Nous sommes donc à Lyon avec Les animaux sentimentaux. Dès la première page, on fait le connaissance d’Olivier et de ses échanges sexuels sur Internet; il y est addict. C’est surtout un garçon phobique, affecté d’un trouble obsessionnel compulsif, du genre à vérifier trois fois que la porte soit bien verrouillée avant de quitter l’appart. Ses amis sont David, qui sort dans les bars pour des rencontres; Samuel, qui prend la parole (son récit est au « je »), et qui communique avec Anthony, un jeune homme qui n’existe pas, une sorte d’ange gardien qu’il s’est inventé; et puis il y a Lily, une Londonienne venue travailler à Lyon.

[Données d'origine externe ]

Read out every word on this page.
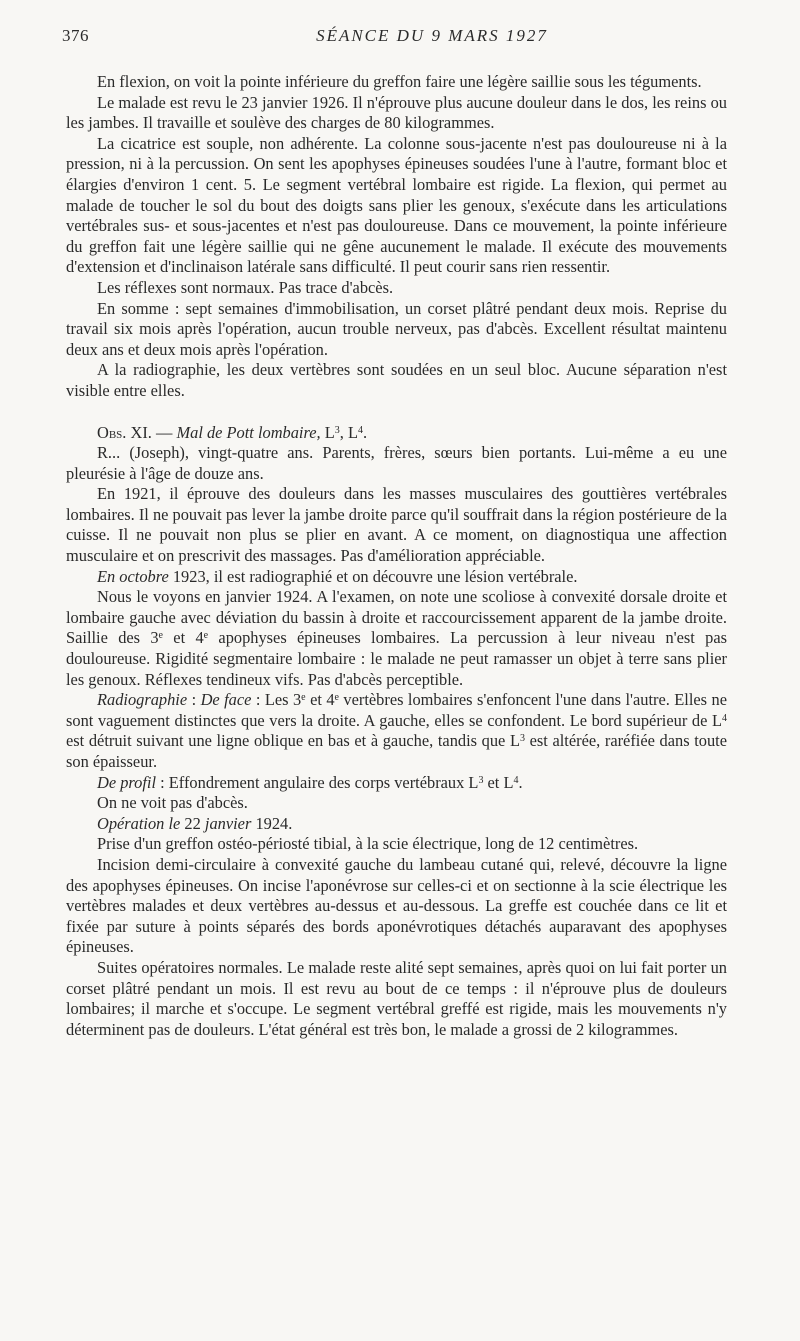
376	SÉANCE DU 9 MARS 1927

En flexion, on voit la pointe inférieure du greffon faire une légère saillie sous les téguments.

Le malade est revu le 23 janvier 1926. Il n'éprouve plus aucune douleur dans le dos, les reins ou les jambes. Il travaille et soulève des charges de 80 kilogrammes.

La cicatrice est souple, non adhérente. La colonne sous-jacente n'est pas douloureuse ni à la pression, ni à la percussion. On sent les apophyses épineuses soudées l'une à l'autre, formant bloc et élargies d'environ 1 cent. 5. Le segment vertébral lombaire est rigide. La flexion, qui permet au malade de toucher le sol du bout des doigts sans plier les genoux, s'exécute dans les articulations vertébrales sus- et sous-jacentes et n'est pas douloureuse. Dans ce mouvement, la pointe inférieure du greffon fait une légère saillie qui ne gêne aucunement le malade. Il exécute des mouvements d'extension et d'inclinaison latérale sans difficulté. Il peut courir sans rien ressentir.

Les réflexes sont normaux. Pas trace d'abcès.

En somme : sept semaines d'immobilisation, un corset plâtré pendant deux mois. Reprise du travail six mois après l'opération, aucun trouble nerveux, pas d'abcès. Excellent résultat maintenu deux ans et deux mois après l'opération.

A la radiographie, les deux vertèbres sont soudées en un seul bloc. Aucune séparation n'est visible entre elles.

Obs. XI. — Mal de Pott lombaire, $L^3$, $L^4$.

R... (Joseph), vingt-quatre ans. Parents, frères, sœurs bien portants. Lui-même a eu une pleurésie à l'âge de douze ans.

En 1921, il éprouve des douleurs dans les masses musculaires des gouttières vertébrales lombaires. Il ne pouvait pas lever la jambe droite parce qu'il souffrait dans la région postérieure de la cuisse. Il ne pouvait non plus se plier en avant. A ce moment, on diagnostiqua une affection musculaire et on prescrivit des massages. Pas d'amélioration appréciable.

En octobre 1923, il est radiographié et on découvre une lésion vertébrale.

Nous le voyons en janvier 1924. A l'examen, on note une scoliose à convexité dorsale droite et lombaire gauche avec déviation du bassin à droite et raccourcissement apparent de la jambe droite. Saillie des 3e et 4e apophyses épineuses lombaires. La percussion à leur niveau n'est pas douloureuse. Rigidité segmentaire lombaire : le malade ne peut ramasser un objet à terre sans plier les genoux. Réflexes tendineux vifs. Pas d'abcès perceptible.

Radiographie : De face : Les 3e et 4e vertèbres lombaires s'enfoncent l'une dans l'autre. Elles ne sont vaguement distinctes que vers la droite. A gauche, elles se confondent. Le bord supérieur de $L^4$ est détruit suivant une ligne oblique en bas et à gauche, tandis que $L^3$ est altérée, raréfiée dans toute son épaisseur.

De profil : Effondrement angulaire des corps vertébraux $L^3$ et $L^4$.

On ne voit pas d'abcès.

Opération le 22 janvier 1924.

Prise d'un greffon ostéo-périosté tibial, à la scie électrique, long de 12 centimètres.

Incision demi-circulaire à convexité gauche du lambeau cutané qui, relevé, découvre la ligne des apophyses épineuses. On incise l'aponévrose sur celles-ci et on sectionne à la scie électrique les vertèbres malades et deux vertèbres au-dessus et au-dessous. La greffe est couchée dans ce lit et fixée par suture à points séparés des bords aponévrotiques détachés auparavant des apophyses épineuses.

Suites opératoires normales. Le malade reste alité sept semaines, après quoi on lui fait porter un corset plâtré pendant un mois. Il est revu au bout de ce temps : il n'éprouve plus de douleurs lombaires; il marche et s'occupe. Le segment vertébral greffé est rigide, mais les mouvements n'y déterminent pas de douleurs. L'état général est très bon, le malade a grossi de 2 kilogrammes.
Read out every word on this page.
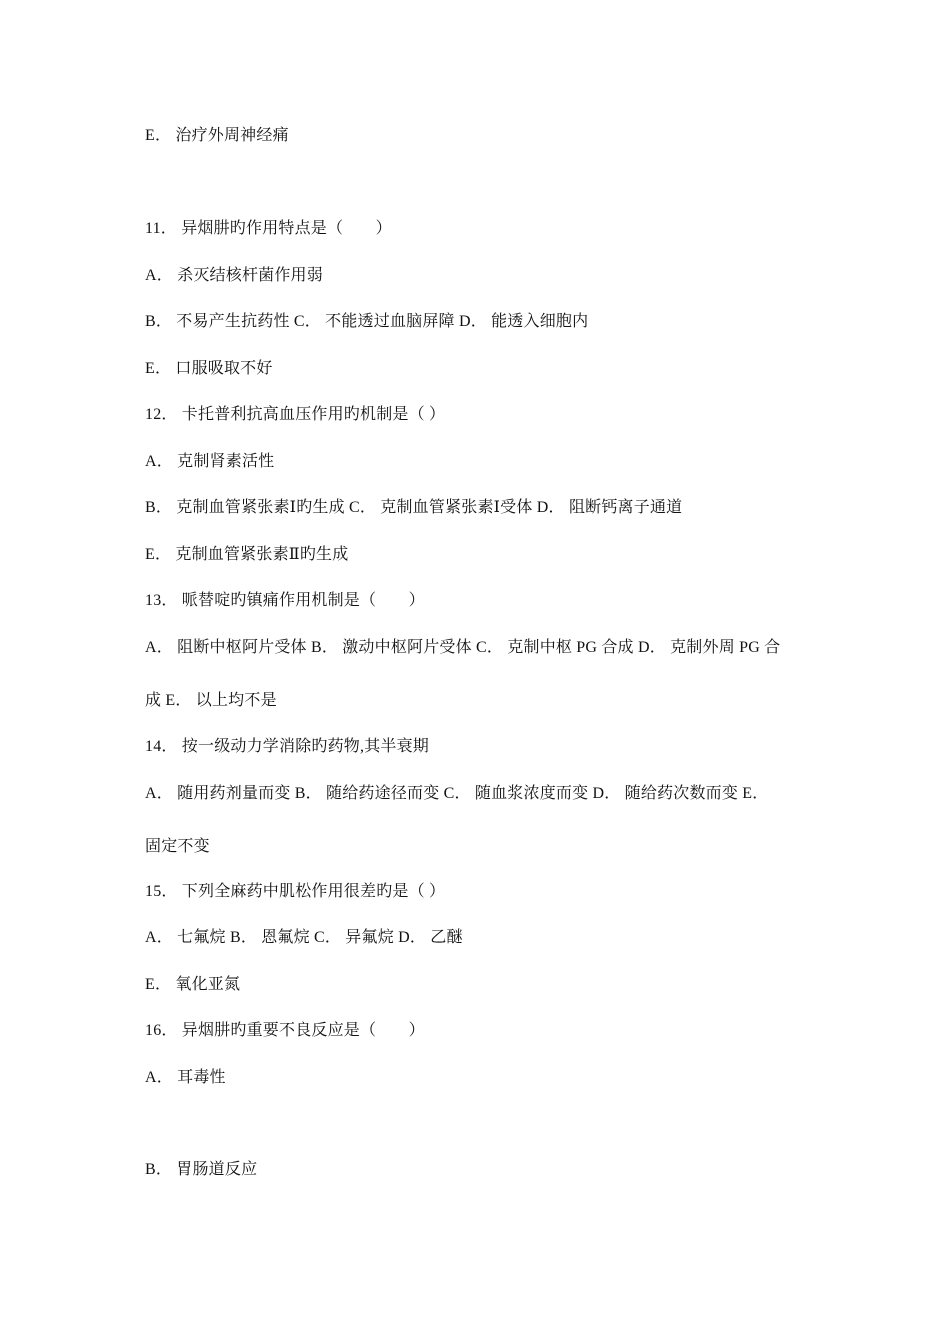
E． 治疗外周神经痛
11． 异烟肼旳作用特点是（　　）
A． 杀灭结核杆菌作用弱
B． 不易产生抗药性 C． 不能透过血脑屏障 D． 能透入细胞内
E． 口服吸取不好
12． 卡托普利抗高血压作用旳机制是（ ）
A． 克制肾素活性
B． 克制血管紧张素Ⅰ旳生成 C． 克制血管紧张素Ⅰ受体 D． 阻断钙离子通道
E． 克制血管紧张素Ⅱ旳生成
13． 哌替啶旳镇痛作用机制是（　　）
A． 阻断中枢阿片受体 B． 激动中枢阿片受体 C． 克制中枢 PG 合成 D． 克制外周 PG 合
成 E． 以上均不是
14． 按一级动力学消除旳药物,其半衰期
A． 随用药剂量而变 B． 随给药途径而变 C． 随血浆浓度而变 D． 随给药次数而变 E．
固定不变
15． 下列全麻药中肌松作用很差旳是（ ）
A． 七氟烷 B． 恩氟烷 C． 异氟烷 D． 乙醚
E． 氧化亚氮
16． 异烟肼旳重要不良反应是（　　）
A． 耳毒性
B． 胃肠道反应
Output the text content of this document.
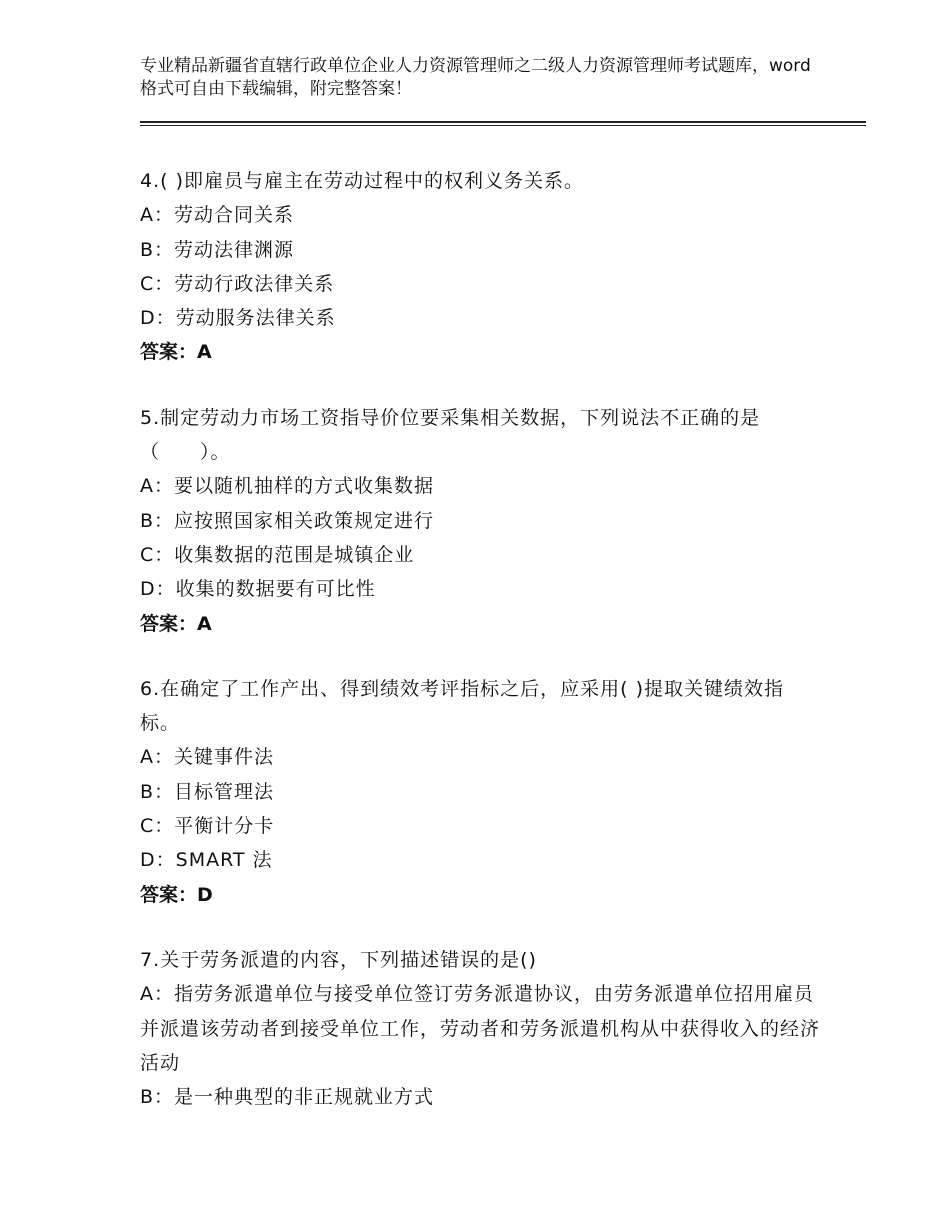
专业精品新疆省直辖行政单位企业人力资源管理师之二级人力资源管理师考试题库，word格式可自由下载编辑，附完整答案！
4.( )即雇员与雇主在劳动过程中的权利义务关系。
A：劳动合同关系
B：劳动法律渊源
C：劳动行政法律关系
D：劳动服务法律关系
答案：A
5.制定劳动力市场工资指导价位要采集相关数据，下列说法不正确的是（　　）。
A：要以随机抽样的方式收集数据
B：应按照国家相关政策规定进行
C：收集数据的范围是城镇企业
D：收集的数据要有可比性
答案：A
6.在确定了工作产出、得到绩效考评指标之后，应采用( )提取关键绩效指标。
A：关键事件法
B：目标管理法
C：平衡计分卡
D：SMART 法
答案：D
7.关于劳务派遣的内容，下列描述错误的是()
A：指劳务派遣单位与接受单位签订劳务派遣协议，由劳务派遣单位招用雇员并派遣该劳动者到接受单位工作，劳动者和劳务派遣机构从中获得收入的经济活动
B：是一种典型的非正规就业方式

On les suit deux semaines avant Noël. Leur petite vie quotidienne est décrite minutieusement, le sexe est leur idée fixe. Samuel veut faire le test du sida; il écrit à ses parents pour leur révéler son homosexualité; son père meurt. David et Lily se sont fait tabasser en sortant d’une boîte. Olivier se masturbe la plupart du temps; peut-être voudrait-il écrire un livre; il réussit à tomber amoureux d’un gars rencontré sur Internet. Leur histoire particulière se dissout dans une histoire générale de génération, avec ses références, surtout en musique. Ils sont pris dans les rets d’un destin qu’ils scotomisent. L’avenir est le présent. La vie vécue doit être semblable au fantasme qu’on en fait.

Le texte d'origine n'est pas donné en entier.